Все молчали и переглядывались, лишь Боб по-прежнему улыбался.

— И вот мир наш, это ручка. А веревка, которой она обмотана — это наша цивилизация. Прогресс — это материал из которого сделана веревка. Научные знания — ну… можно сравнить открытие о расщеплении ядра со знанием того, из какого материала ручка сделана — вещь интересная, но мало полезная. Понимаете, обкручивать ручки и вешать на конце петельку можно сколь угодно долго, суть от этого не поменяется. И цель тоже.

— А что цель? — на этот раз вопрос задал Джонни.

— Видимо, открыть дверь.

— Но ведь можно открыть и за петельку?

— Только неизвестно, сколько же нужно этой веревки намотать, чтобы, дернув за петельку, дверь открылась, а веревка не порвалась.

— Но все же это возможно?

— Ну да… только скорее инопланетяне прилетят к нам и все расскажут, чем мы таким образом до всего домотаемся.

Опять воцарилось молчание, лишь древесным жабам этой ночью было наплевать на судьбу мира, а может быть, наоборот, они как раз и обсуждали эту тему. Только вряд ли они могли услышать друг друга. Слишком сильно каждая из них пыталась высказать свое мнение.

— Легче стало? — спросил Боб.

Художник скорчил гримасу.

— Кхм, — подал голос Майкл, — я не совсем понял. К чему это все? Для расширения кругозора?
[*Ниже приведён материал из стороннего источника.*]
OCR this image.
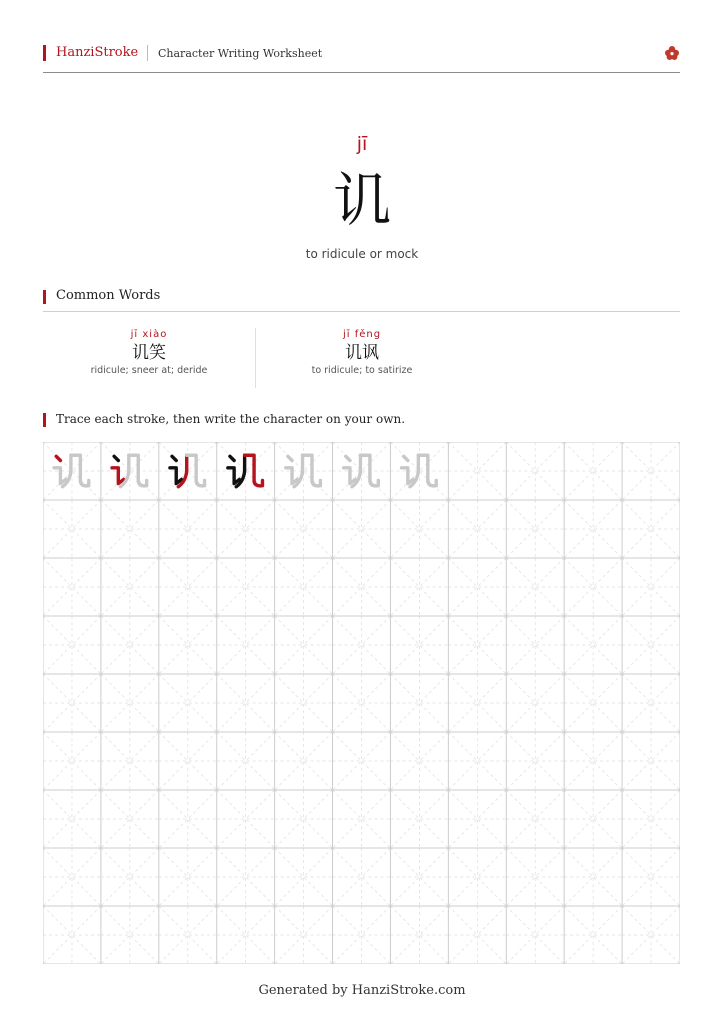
HanziStroke Character Writing Worksheet
jī
讥
to ridicule or mock
Common Words
jī xiào
讥笑
ridicule; sneer at; deride
jī fěng
讥讽
to ridicule; to satirize
Trace each stroke, then write the character on your own.
Generated by HanziStroke.com
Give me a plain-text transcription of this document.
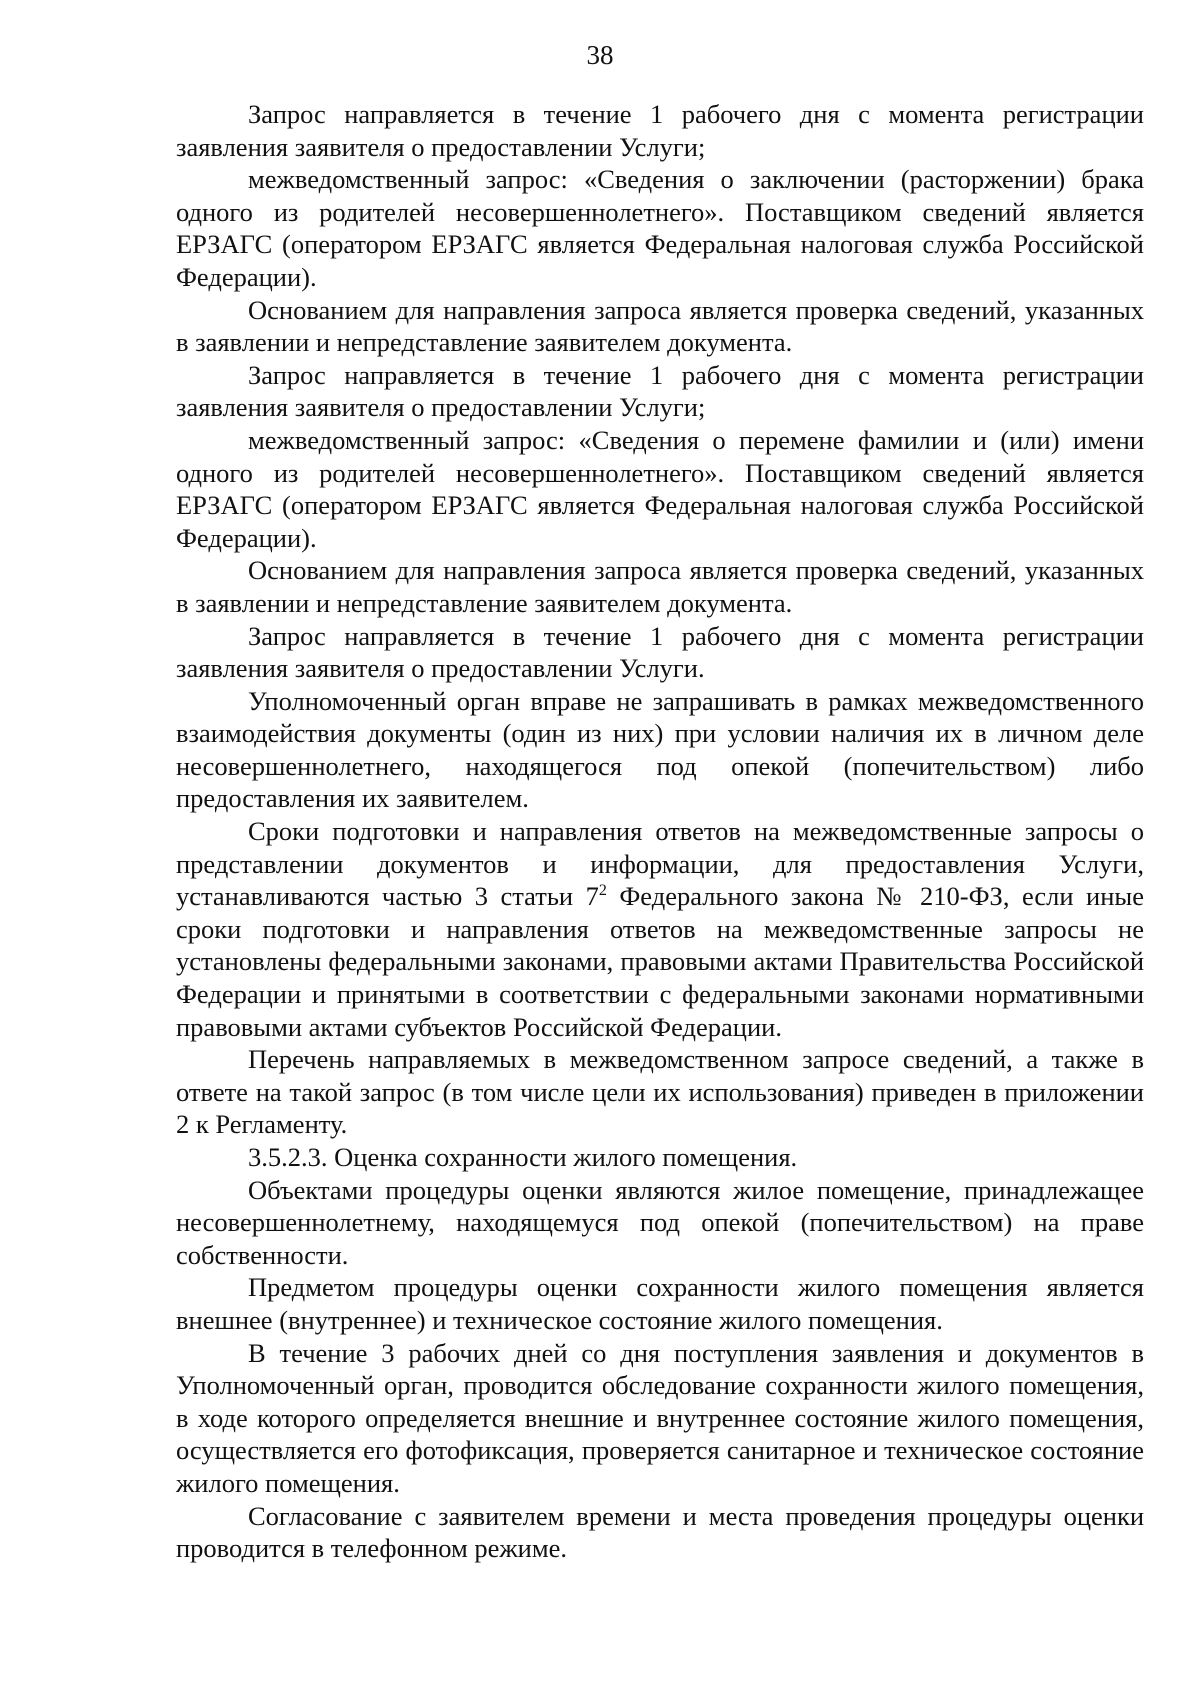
38

Запрос направляется в течение 1 рабочего дня с момента регистрации заявления заявителя о предоставлении Услуги;

межведомственный запрос: «Сведения о заключении (расторжении) брака одного из родителей несовершеннолетнего». Поставщиком сведений является ЕРЗАГС (оператором ЕРЗАГС является Федеральная налоговая служба Российской Федерации).

Основанием для направления запроса является проверка сведений, указанных в заявлении и непредставление заявителем документа.

Запрос направляется в течение 1 рабочего дня с момента регистрации заявления заявителя о предоставлении Услуги;

межведомственный запрос: «Сведения о перемене фамилии и (или) имени одного из родителей несовершеннолетнего». Поставщиком сведений является ЕРЗАГС (оператором ЕРЗАГС является Федеральная налоговая служба Российской Федерации).

Основанием для направления запроса является проверка сведений, указанных в заявлении и непредставление заявителем документа.

Запрос направляется в течение 1 рабочего дня с момента регистрации заявления заявителя о предоставлении Услуги.

Уполномоченный орган вправе не запрашивать в рамках межведомственного взаимодействия документы (один из них) при условии наличия их в личном деле несовершеннолетнего, находящегося под опекой (попечительством) либо предоставления их заявителем.

Сроки подготовки и направления ответов на межведомственные запросы о представлении документов и информации, для предоставления Услуги, устанавливаются частью 3 статьи $7^2$ Федерального закона № 210-ФЗ, если иные сроки подготовки и направления ответов на межведомственные запросы не установлены федеральными законами, правовыми актами Правительства Российской Федерации и принятыми в соответствии с федеральными законами нормативными правовыми актами субъектов Российской Федерации.

Перечень направляемых в межведомственном запросе сведений, а также в ответе на такой запрос (в том числе цели их использования) приведен в приложении 2 к Регламенту.

3.5.2.3. Оценка сохранности жилого помещения.

Объектами процедуры оценки являются жилое помещение, принадлежащее несовершеннолетнему, находящемуся под опекой (попечительством) на праве собственности.

Предметом процедуры оценки сохранности жилого помещения является внешнее (внутреннее) и техническое состояние жилого помещения.

В течение 3 рабочих дней со дня поступления заявления и документов в Уполномоченный орган, проводится обследование сохранности жилого помещения, в ходе которого определяется внешние и внутреннее состояние жилого помещения, осуществляется его фотофиксация, проверяется санитарное и техническое состояние жилого помещения.

Согласование с заявителем времени и места проведения процедуры оценки проводится в телефонном режиме.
— Можно я займу еще одну минутку? — спросил Художник. Он чувствовал, что осталось протянуть совсем недолго. Кроме того, у него действительно имелась еще одна мыслишка, по этому поводу.

— Давай, давай.

— Последняя на сегодня метафора: наш мир — это фабрика. Или завод. Не важно. Все люди, которые тут живут — работники завода. Они выполняют свои обязанности и все. Не важно какие это обязанности. Не важно, какую должность занимает тот или иной человек. Разница, безусловно, существует, но суть не очень-то меняется. Кроме рабочих, труд которых направлен непосредственно на производство продукции, есть еще и другие отделы. Например, столовая. Там работают повара. Они кормят работников завода. Еще есть… профком.

— Что?

— Я не знаю, как это называется у вас. Ну что-то типа представительства рабочего комитета. Там люди заботятся о том, чтобы права рабочих соблюдались. По-русски это профсоюз.